We as parents, whether we wish to admit it or not, depend on social media to help entertain our children and keep them from destroying our own work. Maybe if they were more challenged in school, given more tools to see beyond the historical untruths that are taught daily, television wouldn’t seem like the answer. If children had to take more time to learn something new, and not easily defined, could parents find the break they desperately need? Bored children equals children in front of the television. The world is simply too scary to risk our children’s lives in another way.
So how do we teach our children to be smart? While I am comfortable recognizing that some of that intelligence is born within us, a part of us at the time of conception, we can’t rely solely on that. We certainly can’t use that as an excuse to stop teaching our children or giving ourselves permission to allow our children to be on the media instruments rather than in a book.
In case you are wondering, let me stop right now and let you know that both of my children are currently watching Minecraft videos as I type this. I know the prevailing thought about this but I always wonder who it is that are stating there is always a different choice. My children are watching their videos because I want to write an article and I simply can’t do it when they are running around my home or asking me a thousand questions in order to find something to do.
I do have a list of things that my children must accomplish each day. The list includes 20 minutes of math, 20 minutes of reading, writing sentences with vocabulary two grades ahead of where they are, and 20 minutes of reading comprehension (it’s summer break here). They are also required to do the dishes, straighten the house, and find 20 minutes of outside time to round out their day. The media mindlessness is used around this to give me breaks and transition into other activities I try, really, really, hard to come up with. I am not good at coming up with other activities. I like predictably too much.
Are the things I am asking of my children making them smarter? I don’t believe so. I believe all it is doing is preparing them to have a leg up next year. A simple way to give them the self-confidence to believe in themselves. To me knowledge doesn’t come from books or televisions but the truth, the inescapable elements of a greater purpose. They have to learn not just math, but where you apply that math in a real setting. I could go on but I won’t.

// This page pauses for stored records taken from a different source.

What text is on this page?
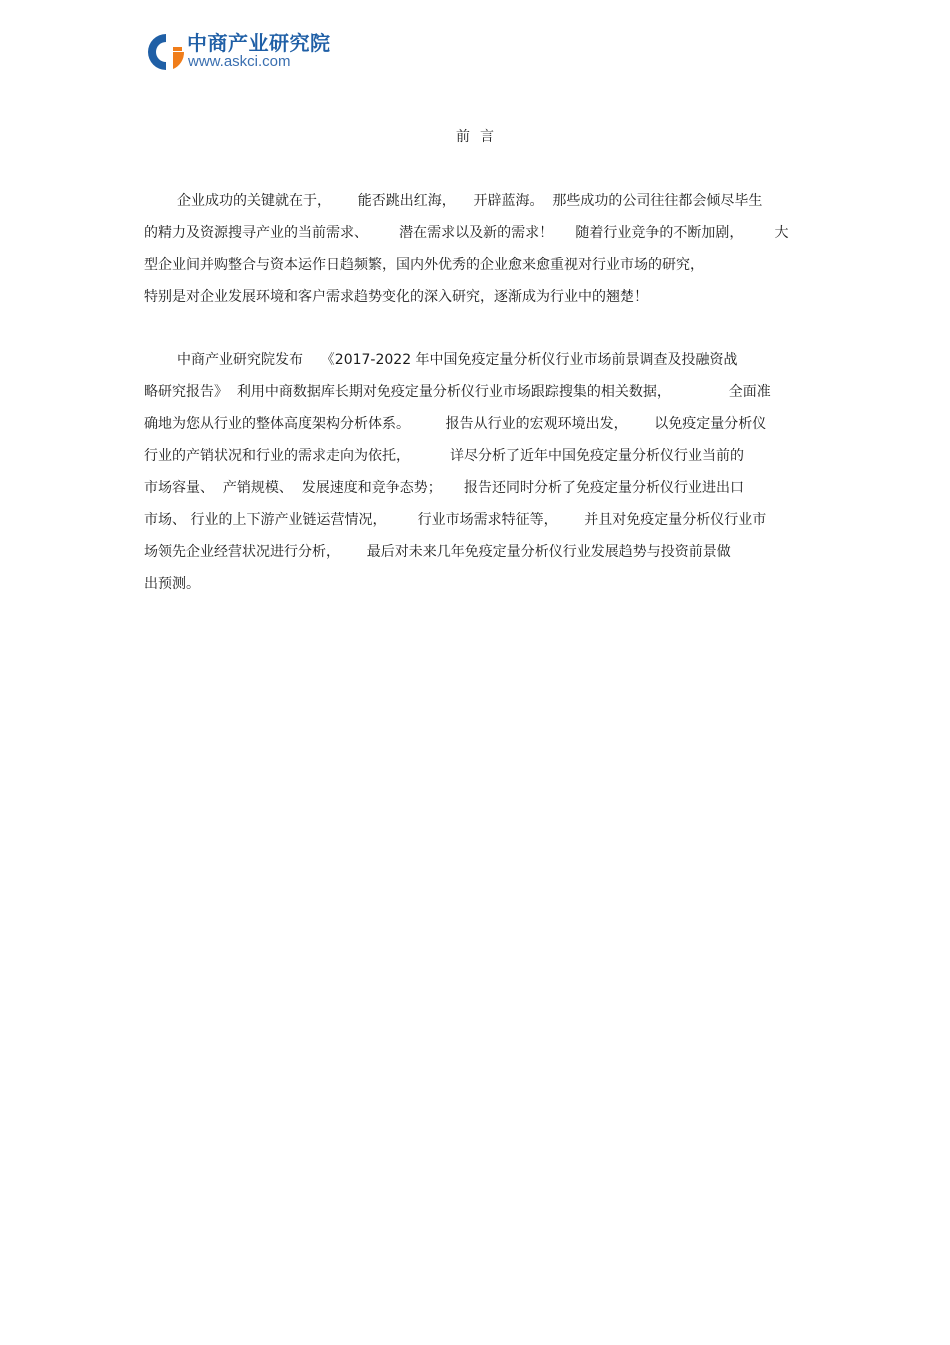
中商产业研究院
www.askci.com
前言
企业成功的关键就在于，      能否跳出红海，    开辟蓝海。  那些成功的公司往往都会倾尽毕生
的精力及资源搜寻产业的当前需求、       潜在需求以及新的需求！     随着行业竞争的不断加剧，       大
型企业间并购整合与资本运作日趋频繁，国内外优秀的企业愈来愈重视对行业市场的研究，
特别是对企业发展环境和客户需求趋势变化的深入研究，逐渐成为行业中的翘楚！
中商产业研究院发布    《2017-2022 年中国免疫定量分析仪行业市场前景调查及投融资战
略研究报告》  利用中商数据库长期对免疫定量分析仪行业市场跟踪搜集的相关数据，             全面准
确地为您从行业的整体高度架构分析体系。        报告从行业的宏观环境出发，      以免疫定量分析仪
行业的产销状况和行业的需求走向为依托，         详尽分析了近年中国免疫定量分析仪行业当前的
市场容量、  产销规模、  发展速度和竞争态势；     报告还同时分析了免疫定量分析仪行业进出口
市场、 行业的上下游产业链运营情况，       行业市场需求特征等，      并且对免疫定量分析仪行业市
场领先企业经营状况进行分析，      最后对未来几年免疫定量分析仪行业发展趋势与投资前景做
出预测。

I struggle with the question of trying to decide if what I am doing is giving my children not only the resources to be smart but giving my children the opportunity to see beyond the standard thought element to what is possible. I need my children to look at space or the ocean and see beyond the few things that we know. I need my children to realize that we have only unearthed 4% of Egypt’s Gaza understanding we know almost nothing about that ancient society. I need for my children to understand that ultimately the Civil War was about something more important than slavery. I need for my children to understand that we don’t know the intricate details of DNA nor the human brain. I need them to try and ask the question no one is giving them the knowledge to find.
I like to imagine all mothers go through something similar. I like to imagine that there are thousands of mothers out there who are screaming at what we are doing to our children in the home and outside of it. And I like to pray that there will be those children who see beyond the obvious they are being taught to the greatness no one knows about. I have to believe this. Because while we are not in a Great Renaissance, we are still living in a world of unimaginable answers.